In diesem Buch versuchen wir, längere Zeiträume zu überblicken, um die gegenwärtigen Ereignisse besser einordnen zu können. Besonders interessiert uns der Zeitraum seit dem Ende der letzten umfassenden globalen Krise, die in die beiden Weltkriege von 1914–18 und 1939–45 mündete. Nach 1945 stand die Welt vor einem gigantischen Scherbenhaufen: 60 Millionen Kriegstote, zerrüttete Gesellschaften, das Trauma des Holocaust, ein ethisch-moralischer Tiefpunkt der Menschheitsgeschichte. Damals rappelte sich die Welt neu auf und leistete einen Schwur: Niemals wieder Krieg. Und: Niemals darf es wieder so kommen, dass der Laissez-faire-Kapitalismus die Welt in einen solchen Strudel der Vernichtung reißt.

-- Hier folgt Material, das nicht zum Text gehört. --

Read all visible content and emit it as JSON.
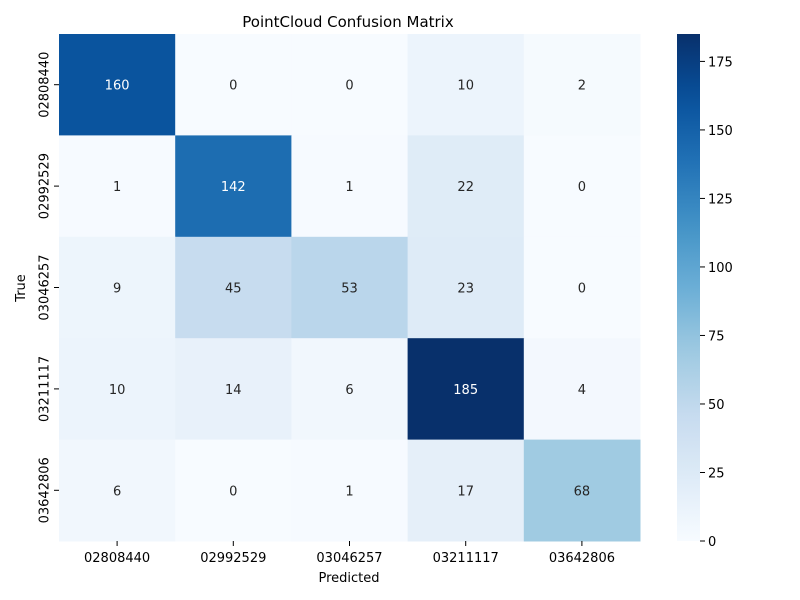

In Rekordzeit gelang es, Meilensteine der internationalen Zusammenarbeit zu errichten. Im Juni 1945 gründeten sich die Vereinten Nationen mit dem zentralen Ziel, Konflikte ohne Gewalt bewältigen zu können. Am 10. Dezember 1948 verabschiedete die UNO-Generalversammlung die Allgemeine Erklärung der Menschenrechte. Innerhalb weniger Jahre wurden Dutzende von Organen (wie die UNICEF) und Sonderorganisationen (wie die WHO) aufgebaut, um unter dem Vorzeichen globaler Kooperation für eine Welt zu sorgen, in der alle Menschen Anrecht auf ein würdevolles Leben haben sollten.
UMWELTSCHOCK, KLIMASCHOCK: KATASTROPHEN MIT ANSAGE
Noch im Windschatten jenes Aufbruchs legen 1965 die US-amerikanischen Umweltbehörden Präsident Lyndon Johnson einen Bericht vor, in dem sie vor den Auswirkungen des menschengemachten Klimawandels warnen. 1972 veröffentlicht der Club of Rome seine berühmte Studie »Die Grenzen des Wachstums«. Der Hauptautor Dennis Meadows und seine Kolleg*innen stellen fest: Das ungebremste Wachstum der Wirtschaft wird spätestens um das Jahr 2050 zu umfassenden Katastrophen führen.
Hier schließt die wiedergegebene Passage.